El niño de la calle que irrumpió en el funeral y reveló la verdad oculta sobre Lucía

El niño de la calle que irrumpió en el funeral y reveló la verdad oculta sobre Lucía

La gran capilla del barrio más exclusivo de Ciudad de México estaba sumida en un silencio pesado, roto solo por algún sollozo ahogado. Alrededor de un ataúd de madera brillante se extendían lirios blancos. En la placa de bronce se leía: “En memoria de Lucía Salazar”.
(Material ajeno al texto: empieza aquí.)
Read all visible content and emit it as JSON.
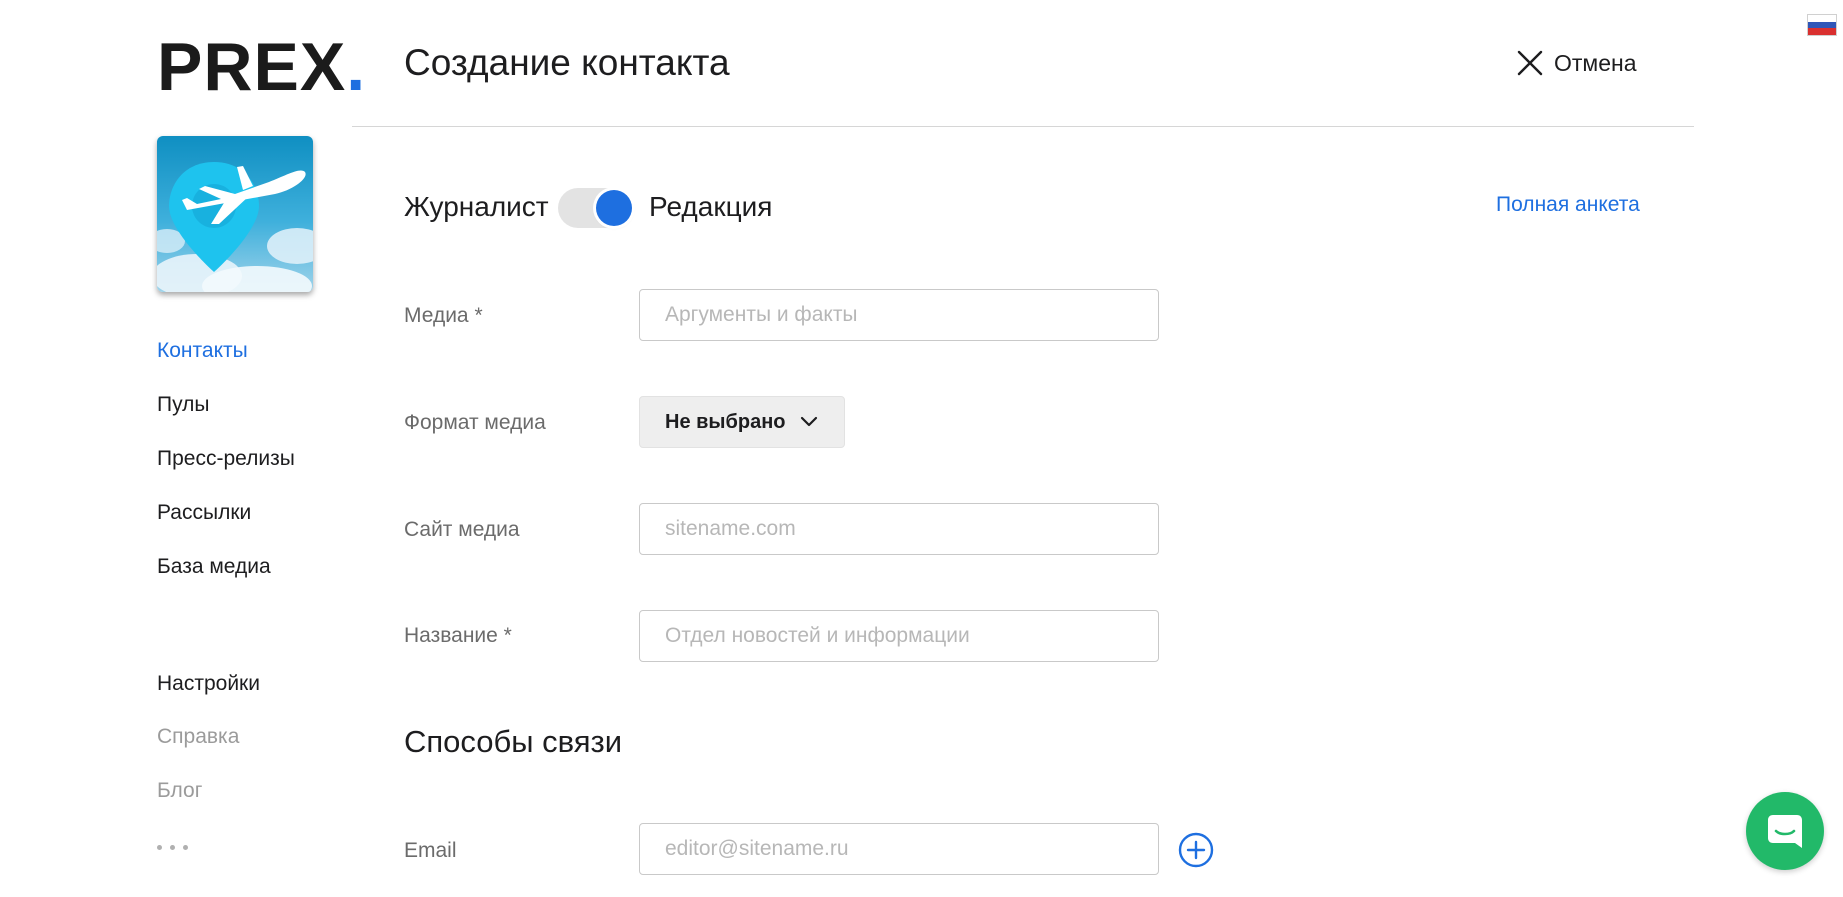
{
  "brand": {
    "name": "PREX",
    "dot": ".",
    "accent_color": "#1e6fe0"
  },
  "sidebar": {
    "avatar_icon": "airplane-location-pin",
    "items": [
      {
        "label": "Контакты",
        "state": "active"
      },
      {
        "label": "Пулы"
      },
      {
        "label": "Пресс-релизы"
      },
      {
        "label": "Рассылки"
      },
      {
        "label": "База медиа"
      }
    ],
    "secondary": [
      {
        "label": "Настройки"
      },
      {
        "label": "Справка",
        "state": "muted"
      },
      {
        "label": "Блог",
        "state": "muted"
      }
    ],
    "more_icon": "ellipsis-icon"
  },
  "header": {
    "title": "Создание контакта",
    "cancel_label": "Отмена",
    "cancel_icon": "close-icon"
  },
  "type_toggle": {
    "left_label": "Журналист",
    "right_label": "Редакция",
    "selected": "Редакция"
  },
  "full_form_link": "Полная анкета",
  "form": {
    "media": {
      "label": "Медиа *",
      "placeholder": "Аргументы и факты"
    },
    "media_format": {
      "label": "Формат медиа",
      "value": "Не выбрано"
    },
    "media_site": {
      "label": "Сайт медиа",
      "placeholder": "sitename.com"
    },
    "name": {
      "label": "Название *",
      "placeholder": "Отдел новостей и информации"
    }
  },
  "contacts_section": {
    "title": "Способы связи",
    "email": {
      "label": "Email",
      "placeholder": "editor@sitename.ru"
    },
    "add_icon": "plus-circle-icon"
  },
  "language_flag": "ru-flag-icon",
  "chat_icon": "chat-bubble-icon",
  "colors": {
    "chat": "#22b969",
    "link": "#1e6fe0"
  }
}
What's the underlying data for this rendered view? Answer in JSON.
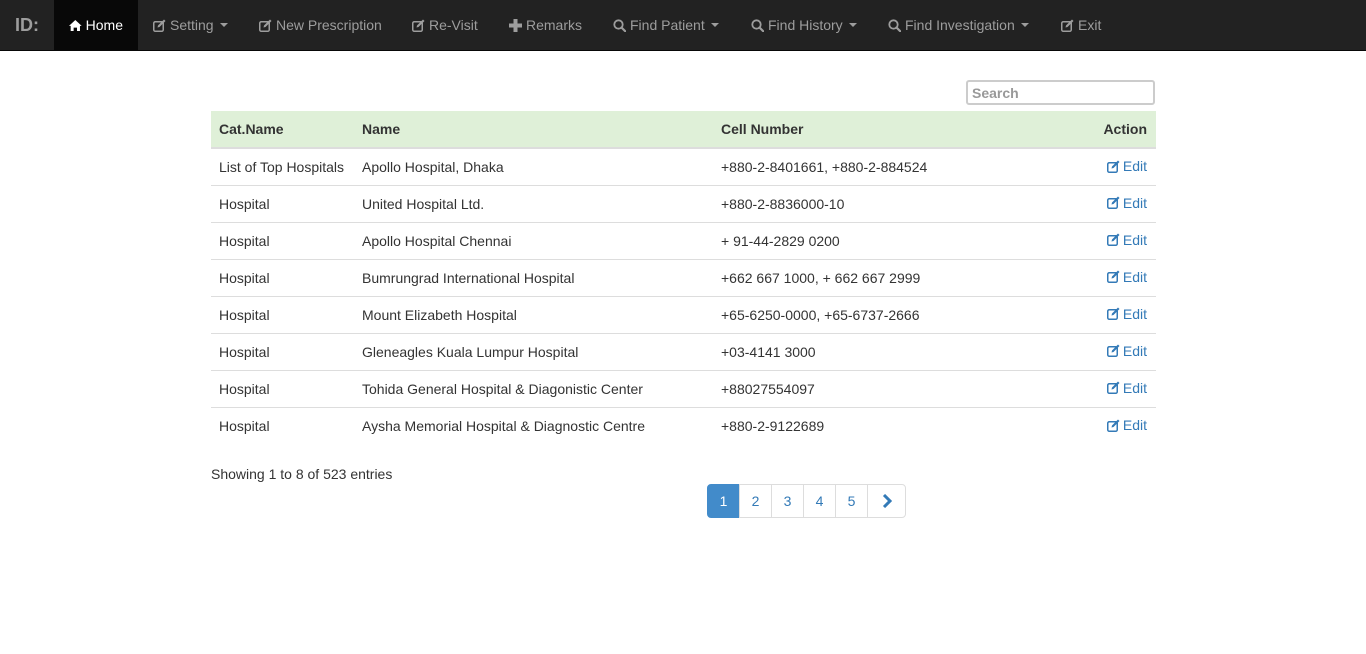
{
  "navbar": {
    "brand": "ID:",
    "items": [
      {
        "label": "Home",
        "icon": "home-icon"
      },
      {
        "label": "Setting",
        "icon": "edit-icon",
        "dropdown": true
      },
      {
        "label": "New Prescription",
        "icon": "edit-icon"
      },
      {
        "label": "Re-Visit",
        "icon": "edit-icon"
      },
      {
        "label": "Remarks",
        "icon": "plus-icon"
      },
      {
        "label": "Find Patient",
        "icon": "search-icon",
        "dropdown": true
      },
      {
        "label": "Find History",
        "icon": "search-icon",
        "dropdown": true
      },
      {
        "label": "Find Investigation",
        "icon": "search-icon",
        "dropdown": true
      },
      {
        "label": "Exit",
        "icon": "edit-icon"
      }
    ]
  },
  "search": {
    "placeholder": "Search",
    "value": ""
  },
  "table": {
    "headers": {
      "cat": "Cat.Name",
      "name": "Name",
      "cell": "Cell Number",
      "action": "Action"
    },
    "action_label": "Edit",
    "rows": [
      {
        "cat": "List of Top Hospitals",
        "name": "Apollo Hospital, Dhaka",
        "cell": "+880-2-8401661, +880-2-884524"
      },
      {
        "cat": "Hospital",
        "name": "United Hospital Ltd.",
        "cell": "+880-2-8836000-10"
      },
      {
        "cat": "Hospital",
        "name": "Apollo Hospital Chennai",
        "cell": "+ 91-44-2829 0200"
      },
      {
        "cat": "Hospital",
        "name": "Bumrungrad International Hospital",
        "cell": "+662 667 1000, + 662 667 2999"
      },
      {
        "cat": "Hospital",
        "name": "Mount Elizabeth Hospital",
        "cell": "+65-6250-0000, +65-6737-2666"
      },
      {
        "cat": "Hospital",
        "name": "Gleneagles Kuala Lumpur Hospital",
        "cell": "+03-4141 3000"
      },
      {
        "cat": "Hospital",
        "name": "Tohida General Hospital & Diagonistic Center",
        "cell": "+88027554097"
      },
      {
        "cat": "Hospital",
        "name": "Aysha Memorial Hospital & Diagnostic Centre",
        "cell": "+880-2-9122689"
      }
    ]
  },
  "footer": {
    "info": "Showing 1 to 8 of 523 entries"
  },
  "pagination": {
    "pages": [
      "1",
      "2",
      "3",
      "4",
      "5"
    ],
    "active": "1",
    "next_icon": "chevron-right-icon"
  },
  "colors": {
    "navbar_bg": "#222222",
    "header_bg": "#dff0d8",
    "link": "#337ab7",
    "active_page": "#428bca"
  }
}
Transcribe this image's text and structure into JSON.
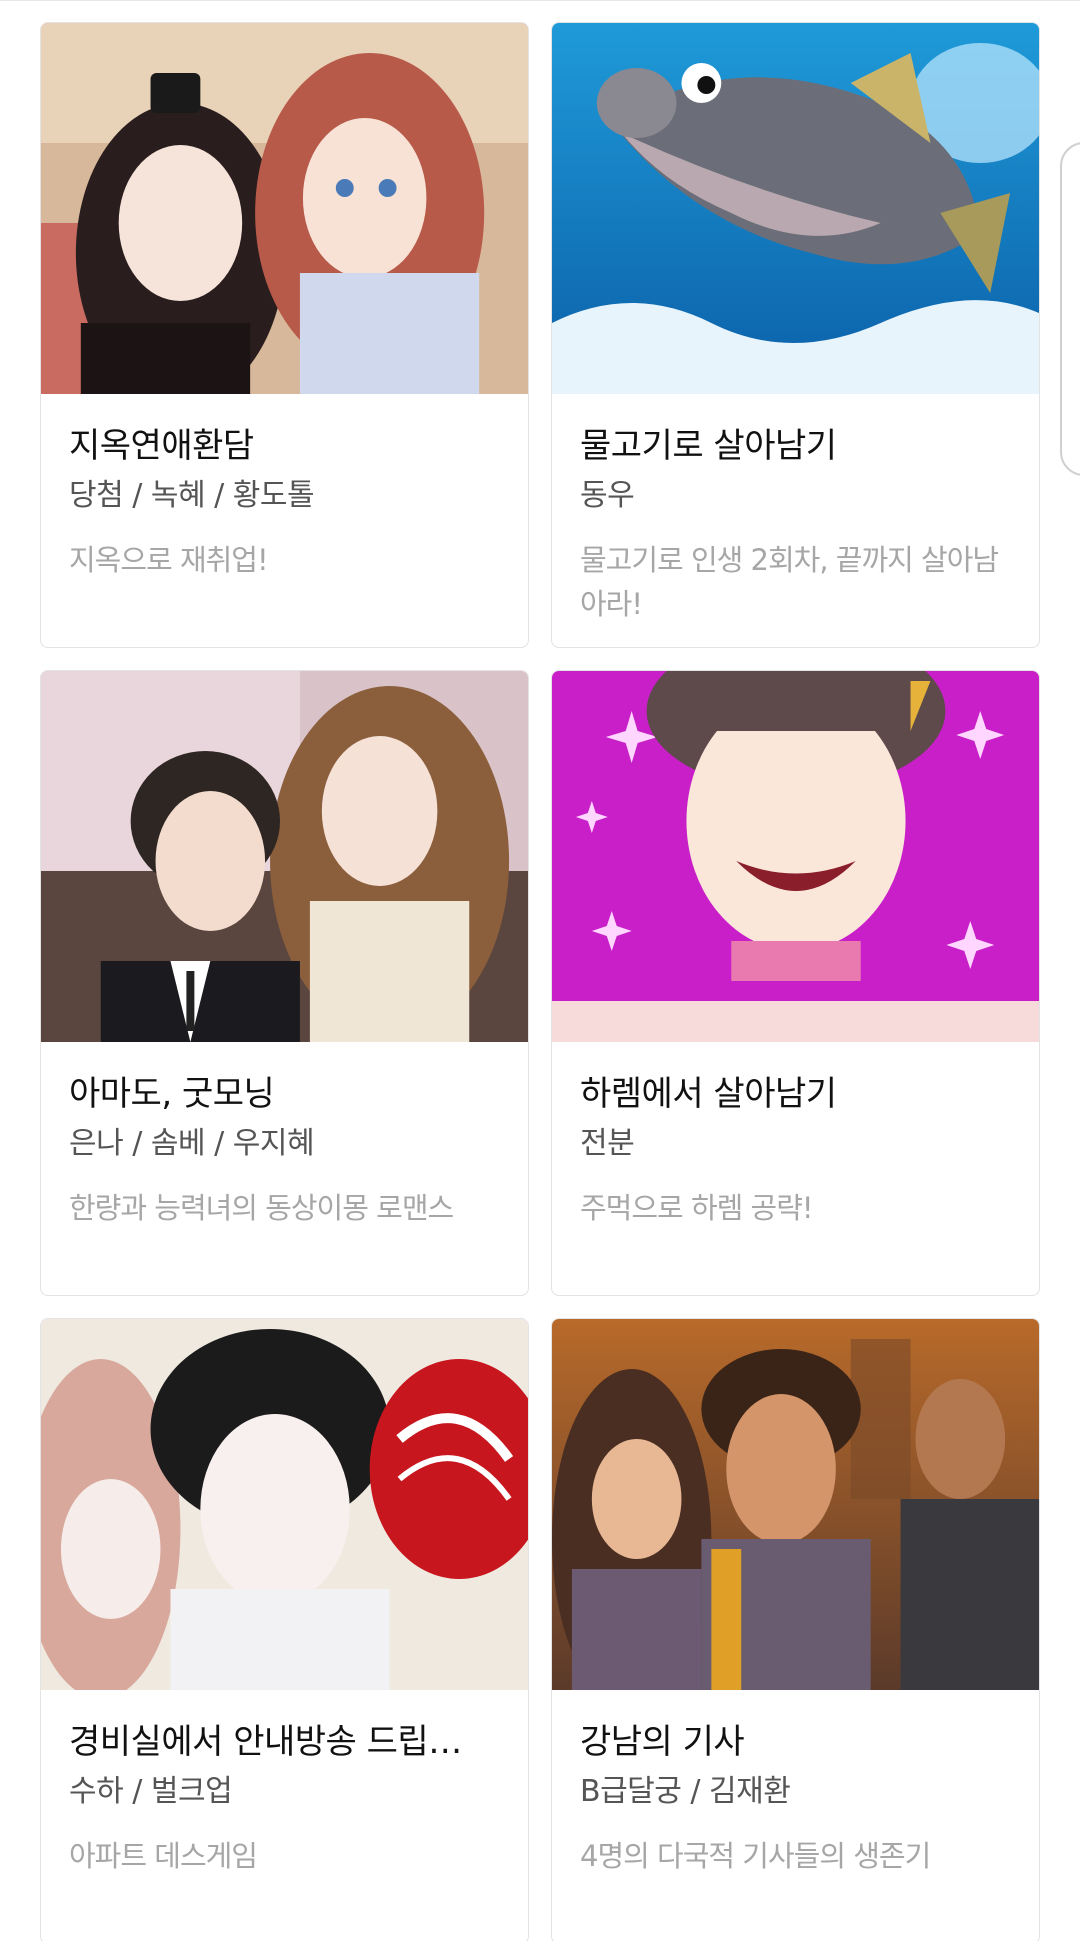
{
  "cards": [
    {
      "title": "지옥연애환담",
      "authors": "당첨 / 녹혜 / 황도톨",
      "description": "지옥으로 재취업!",
      "thumb_icon": "romance-fantasy-couple-image"
    },
    {
      "title": "물고기로 살아남기",
      "authors": "동우",
      "description": "물고기로 인생 2회차, 끝까지 살아남아라!",
      "thumb_icon": "jumping-fish-image"
    },
    {
      "title": "아마도, 굿모닝",
      "authors": "은나 / 솜베 / 우지혜",
      "description": "한량과 능력녀의 동상이몽 로맨스",
      "thumb_icon": "office-couple-image"
    },
    {
      "title": "하렘에서 살아남기",
      "authors": "전분",
      "description": "주먹으로 하렘 공략!",
      "thumb_icon": "crying-boy-sparkles-image"
    },
    {
      "title": "경비실에서 안내방송 드립…",
      "authors": "수하 / 벌크업",
      "description": "아파트 데스게임",
      "thumb_icon": "security-guard-action-image"
    },
    {
      "title": "강남의 기사",
      "authors": "B급달궁 / 김재환",
      "description": "4명의 다국적 기사들의 생존기",
      "thumb_icon": "gangnam-knights-image"
    }
  ]
}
Alejandro Salazar, uno de los empresarios inmobiliarios más poderosos del país, estaba sentado en la primera fila. Su traje era impecable, su postura rígida, pero sus ojos parecían vacíos. Dos semanas antes, su única hija, Lucía, había sido declarada muerta en un accidente de coche en una carretera solitaria, camino al norte. La policía le había dicho que el cuerpo estaba carbonizado, irreconocible, y que sólo la habían identificado por sus pertenencias. Él lo había aceptado. Ni siquiera insistió en ver los restos. El dolor le había adormecido el alma.

Cuando el sacerdote empezó la oración final, las pesadas puertas del fondo de la capilla crujieron de repente. Varias cabezas se giraron. Un chico descalzo, con una sudadera vieja y rota, entró casi tropezando. Respiraba con dificultad, como si hubiera corrido muchos kilómetros.

—¡Deténganlo! —gritó un acomodador, pero el chico se escapó de sus manos y corrió directamente hacia el ataúd.

—¡Su hija sigue viva! —gritó, y su voz retumbó contra las paredes de mármol.

El murmullo estalló en el lugar. Algunas personas se taparon la boca, otras se indignaron. Alejandro se quedó inmóvil, incapaz de procesar lo que acababa de oír. El chico —que no tendría más de catorce años— apoyó las manos temblorosas sobre el ataúd.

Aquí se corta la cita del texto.